But since the start of April, the Aussie tech sector has been on a teart. At 2pm on Friday it was one of only three sectors in the green, on pace to finish the week up 7.8 per cent for its best weekly gain since June 2020.

If it holds on through the rest of the afternoon, today will be the sector’s sixth straight day of gains, including a massive 5.1 per cent rally on Monday that was its best daily performance since July.

ASX tech sector
The ASX tech sector plummeted from mid-February through early March but has gained in April.



Australia’s biggest tech name, Afterpay, was trading this afternoon up 1.5 per cent at $121.80, well off its February 11 high of $160.05 but up from under $100 at the end of March.

“It’s a couple of things taking place,” said Bell Direct market analyst Jessica Amir.

“Treasury yields have stabilised; they’ve been consistently rising.”

The yield on Australian 10-year bonds skyrocketed in February but have since plateaued.

Rising yields put pressure on risk assets like technology companies, but with yields easing “people think they’re going to get more capital growth now in tech,” Amir said.

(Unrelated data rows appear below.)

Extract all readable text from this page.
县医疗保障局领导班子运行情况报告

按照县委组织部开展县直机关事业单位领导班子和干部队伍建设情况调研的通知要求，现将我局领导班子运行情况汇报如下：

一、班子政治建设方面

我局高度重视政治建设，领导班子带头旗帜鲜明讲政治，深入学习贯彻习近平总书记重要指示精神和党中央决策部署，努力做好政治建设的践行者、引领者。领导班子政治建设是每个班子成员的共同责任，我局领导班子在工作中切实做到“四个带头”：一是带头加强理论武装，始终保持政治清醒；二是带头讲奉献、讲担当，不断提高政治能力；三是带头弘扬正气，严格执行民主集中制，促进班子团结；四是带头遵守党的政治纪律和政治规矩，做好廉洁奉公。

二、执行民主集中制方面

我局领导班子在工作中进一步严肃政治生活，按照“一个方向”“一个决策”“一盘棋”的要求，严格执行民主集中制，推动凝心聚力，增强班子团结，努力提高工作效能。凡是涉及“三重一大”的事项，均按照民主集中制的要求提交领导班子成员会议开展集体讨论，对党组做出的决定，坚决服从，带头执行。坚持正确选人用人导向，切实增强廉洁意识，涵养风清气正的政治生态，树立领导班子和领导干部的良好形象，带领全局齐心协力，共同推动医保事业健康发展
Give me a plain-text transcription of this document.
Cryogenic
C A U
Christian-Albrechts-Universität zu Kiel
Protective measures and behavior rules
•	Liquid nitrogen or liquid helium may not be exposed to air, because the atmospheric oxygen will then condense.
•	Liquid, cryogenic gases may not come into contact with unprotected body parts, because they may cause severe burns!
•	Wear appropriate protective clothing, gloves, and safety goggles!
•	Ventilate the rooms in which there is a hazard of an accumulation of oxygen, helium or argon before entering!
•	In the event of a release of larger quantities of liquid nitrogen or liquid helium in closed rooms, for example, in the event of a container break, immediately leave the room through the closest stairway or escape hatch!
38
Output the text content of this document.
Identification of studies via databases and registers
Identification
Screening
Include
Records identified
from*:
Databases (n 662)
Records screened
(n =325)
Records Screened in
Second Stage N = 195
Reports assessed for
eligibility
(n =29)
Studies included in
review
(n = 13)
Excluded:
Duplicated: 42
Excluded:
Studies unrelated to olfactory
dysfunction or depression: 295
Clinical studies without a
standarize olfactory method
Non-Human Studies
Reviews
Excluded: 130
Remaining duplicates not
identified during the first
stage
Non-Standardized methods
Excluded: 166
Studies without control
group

A similar thematic has played out in the United States, where analysts credit moderating bond yields for the reason the tech-heavy NASDAQ composite has gained 4.4 per cent already in April after declining for five of the last six weeks before the month began.

“Rates going up was part of the reason why you had this broadening of the market and a bit of a rotation towards value stocks, especially financials and energy,” Ed Keon, chief investment officer at QMA, told The Wall Street Journal. “Now rates have eased off their highs, you’re seeing those sectors underperform and technology come back into the lead.”


Better earnings

“We’ve also started to see consistent earnings upgrades, and we didn’t have that in February when the Aussie tech sector was in a bear market,” Amir said.

Morgan Stanley this week said that Afterpay’s US app downloads were triple the level of a year ago, and its total revenue was growing at a 57 per cent annual compound rate – far ahead of its global competitors.

“This is really a global leader,” Amir said of the BNPL giant.

With the first quarter over, some fund managers have also been forced to rebalance their portfolio to take into account the drop in their tech holdings, Amir said.

“Investment managers are in some cases being forced to buy back into technology,” she said.

With the 15-day moving average now above the 30-day moving average, Amir said the technology sector now has momentum and she expects its gains to continue.

April is historically the best-performing month for the ASX200, with the market rising 2.4 per cent on average since 1993, Amir said.